A partir de esta premisa, el investigador llevó al público desde aquella geometría de la escuela (la Euclidiana), que explica que dos rectas paralelas nunca se tocan, hacia nuevas geometrías llamadas, entre otras, geometrías del espacio hiperbólico en distintas dimensiones y geometrías fractales. ¿Por qué partió de aquí? Porque las geometrías euclídias, aclaró, no son suficientes para describir y entender el espacio de tres dimensiones en el que vivimos. Es más, para estudiar el Universo se utilizan geometrías que consideran más que las tres dimensiones clásicas (alto, ancho y largo).
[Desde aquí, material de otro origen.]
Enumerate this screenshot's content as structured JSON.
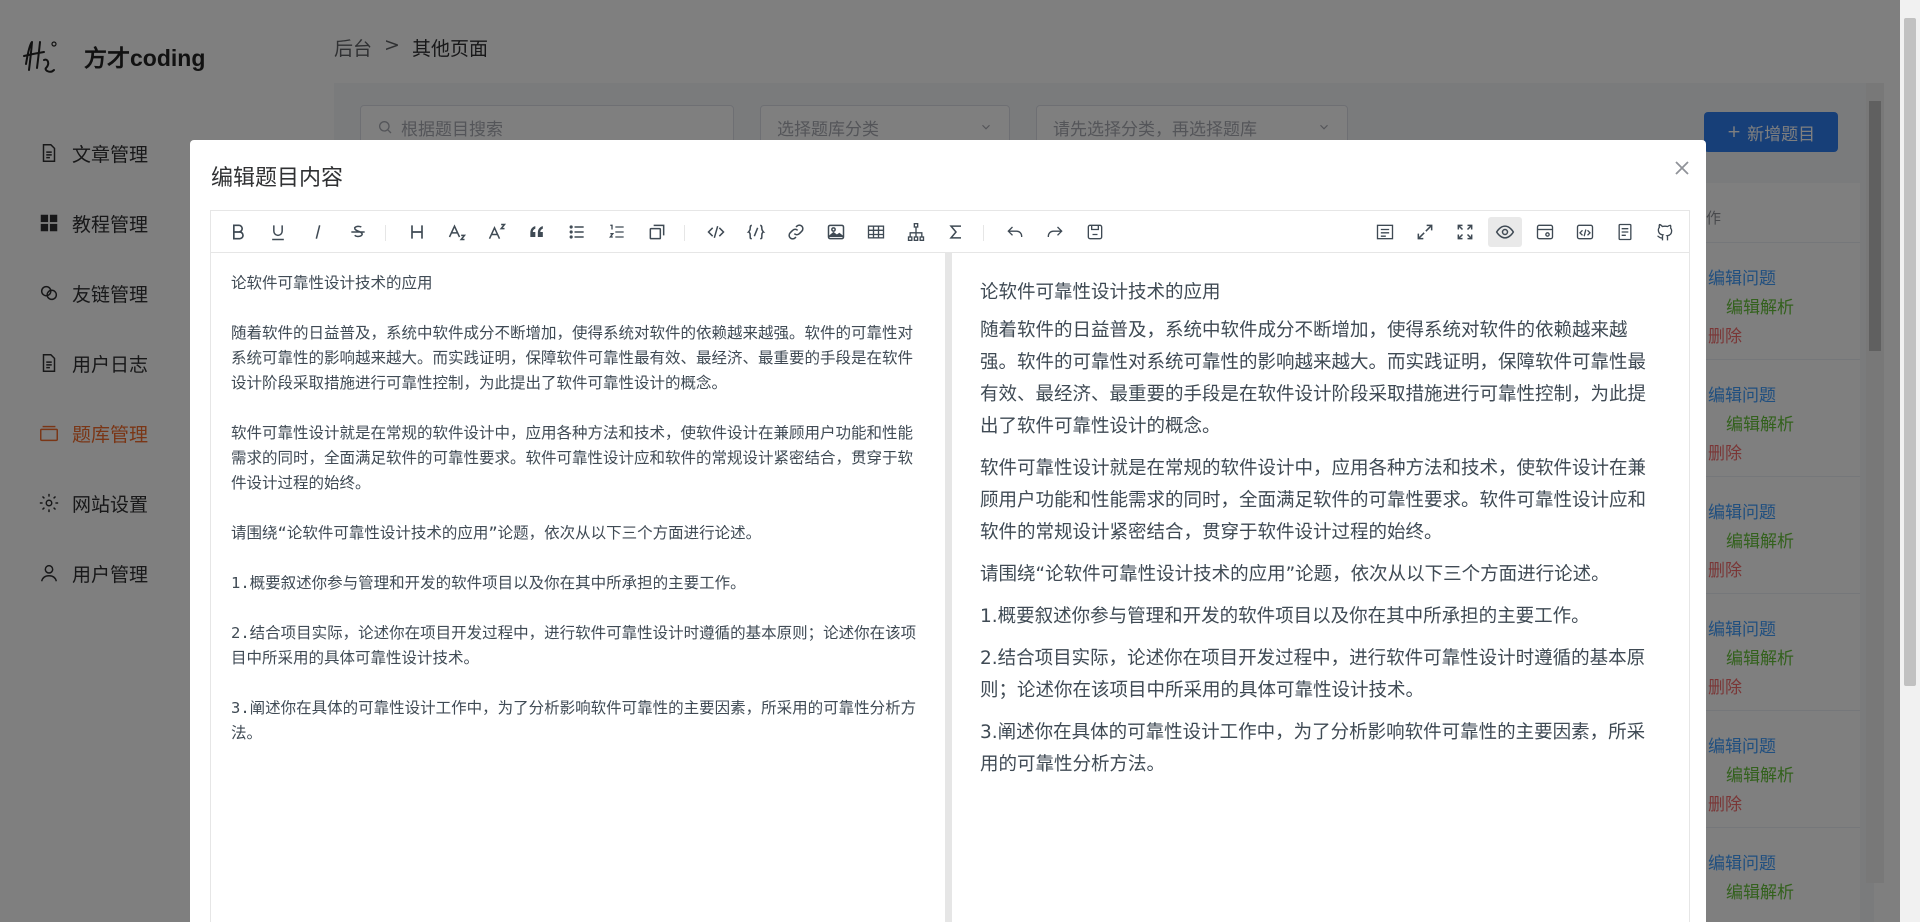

Luego, el investigador continuó avanzando a lo largo de hitos de la historia de la física. Hitos necesarios para entender las estrategias que se están desarrollando para comprender a los agujeros negros y el Big Bang… Es que tienen bastante en común. Así fue como mencionó la “idea feliz”, como la denominó su propio autor, Einstein, que lo llevó a desarrollar la Relatividad General, donde explicó la Gravedad en una geometría “del espacio-tiempo que no es plana, sino que es curva”, como explicó Maldacena.
Esto permitió predecir la existencia de agujeros negros de cualquier tamaño. Esas estrellas con tanta masa que al colapsar cuando agotan su combustible se “apelmazan” en tamaños muy pequeños, pero con una gravedad descomunal, tanta que ni la luz puede escapar de allí. Bueno, hasta que llegó Stephen Hawking, quien postuló que estos objetos emiten una pequeñísima cantidad de radiación, indetectable para la tecnología actual.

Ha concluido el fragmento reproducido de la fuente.